Czyhająca Murena zmarszczyła nieznacznie nos, mrużąc oczy.
— No to czego chcesz? — zapytała podniesionym głosem.
W przeciągu zaledwie chwili Szałwik znów napiął się, wygiął grzbiet i nastroszył na nim sierść.
— Nie wiem! Może po prostu nie wiem, czego chcę! — syknął. — Podoba ci się taka odpowiedź?!
— Co jeśli ci powiem, że nie? Dlaczego wszystko tak komplikujesz?! Obrażasz się, odcinasz, nie mówisz czego chcesz, a na końcu oczekujesz, że jakoś to wszystko naprawię!
— A może po prostu mogłaś pomyśleć, zanim ze wszystkich kotów, jakie są w Klanie Nocy i poza jego granicami, wybrałaś akurat ją!
— Miłości się nie wybiera!
— Mi to mówisz? To ty się na to porwałaś wiedząc doskonale, kim ona jest i jak ja się czuję. Tego się po prostu nie robi! Nie wiem, czego ty nie rozumiesz!
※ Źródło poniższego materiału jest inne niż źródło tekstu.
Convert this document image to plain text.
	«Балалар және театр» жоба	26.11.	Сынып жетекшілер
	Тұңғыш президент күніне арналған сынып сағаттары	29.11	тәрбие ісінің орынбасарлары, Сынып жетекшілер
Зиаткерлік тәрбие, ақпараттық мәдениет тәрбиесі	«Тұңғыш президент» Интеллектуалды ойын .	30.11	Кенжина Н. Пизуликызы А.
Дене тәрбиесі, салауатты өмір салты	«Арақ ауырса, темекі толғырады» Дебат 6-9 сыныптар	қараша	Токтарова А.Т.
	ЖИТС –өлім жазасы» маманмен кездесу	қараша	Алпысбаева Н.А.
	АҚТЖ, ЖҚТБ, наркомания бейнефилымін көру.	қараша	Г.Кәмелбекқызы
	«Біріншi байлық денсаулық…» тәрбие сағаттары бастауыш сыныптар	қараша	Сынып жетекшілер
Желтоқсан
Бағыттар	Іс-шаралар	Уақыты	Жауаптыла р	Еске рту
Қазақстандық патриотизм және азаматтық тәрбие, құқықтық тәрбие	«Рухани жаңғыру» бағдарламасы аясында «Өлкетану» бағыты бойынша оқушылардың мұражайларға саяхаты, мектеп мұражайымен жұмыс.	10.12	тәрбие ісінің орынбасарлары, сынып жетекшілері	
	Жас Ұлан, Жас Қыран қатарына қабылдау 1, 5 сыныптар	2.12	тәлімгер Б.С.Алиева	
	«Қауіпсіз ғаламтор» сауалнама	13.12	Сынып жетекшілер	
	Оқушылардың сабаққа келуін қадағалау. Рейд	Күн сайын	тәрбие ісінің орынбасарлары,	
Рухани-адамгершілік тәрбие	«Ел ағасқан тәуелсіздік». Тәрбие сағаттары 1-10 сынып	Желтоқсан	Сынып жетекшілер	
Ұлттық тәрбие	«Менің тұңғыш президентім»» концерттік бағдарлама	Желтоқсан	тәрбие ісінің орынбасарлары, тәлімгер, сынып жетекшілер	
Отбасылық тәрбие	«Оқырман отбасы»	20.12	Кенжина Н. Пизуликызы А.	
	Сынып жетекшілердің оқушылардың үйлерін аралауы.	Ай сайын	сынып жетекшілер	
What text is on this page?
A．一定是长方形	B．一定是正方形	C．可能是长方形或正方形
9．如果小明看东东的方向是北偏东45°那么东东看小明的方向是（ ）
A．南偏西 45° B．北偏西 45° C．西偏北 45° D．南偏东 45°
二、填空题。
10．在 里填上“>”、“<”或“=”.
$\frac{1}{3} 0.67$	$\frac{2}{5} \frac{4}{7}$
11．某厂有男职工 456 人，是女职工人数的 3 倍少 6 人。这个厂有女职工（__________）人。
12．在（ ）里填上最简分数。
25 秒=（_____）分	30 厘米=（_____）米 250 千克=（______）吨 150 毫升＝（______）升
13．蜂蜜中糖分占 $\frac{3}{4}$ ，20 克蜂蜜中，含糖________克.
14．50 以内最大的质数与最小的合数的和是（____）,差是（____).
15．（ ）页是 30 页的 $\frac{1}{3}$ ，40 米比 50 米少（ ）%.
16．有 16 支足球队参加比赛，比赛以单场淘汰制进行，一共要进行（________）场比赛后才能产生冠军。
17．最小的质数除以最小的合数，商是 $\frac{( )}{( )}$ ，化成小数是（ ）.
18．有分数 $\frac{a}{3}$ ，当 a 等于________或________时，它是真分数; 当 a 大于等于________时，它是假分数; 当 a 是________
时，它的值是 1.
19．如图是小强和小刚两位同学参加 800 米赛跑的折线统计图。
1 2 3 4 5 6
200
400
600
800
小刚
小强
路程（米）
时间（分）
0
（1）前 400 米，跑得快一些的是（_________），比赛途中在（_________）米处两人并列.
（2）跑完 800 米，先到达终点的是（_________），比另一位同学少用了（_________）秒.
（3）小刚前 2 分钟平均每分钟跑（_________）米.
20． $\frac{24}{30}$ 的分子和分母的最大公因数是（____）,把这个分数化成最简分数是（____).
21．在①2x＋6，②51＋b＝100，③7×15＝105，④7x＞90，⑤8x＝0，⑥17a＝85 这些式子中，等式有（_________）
Nastała chwilowa cisza. W jednej chwili Murena uspokoiła się. Spuściła łeb, opuściła barki i głośno wypuściła powietrze z płuc, ogonem zamiatając ziemię. Miał rację. Chyba. Choć tak bardzo nie chciała mu tego przyznać… to ona popełniła błąd. Nie on. Siedziała więc w milczeniu, a jej umysł zaprzątała tylko jedna myśl - czy Szałwik kiedykolwiek jej wybaczy?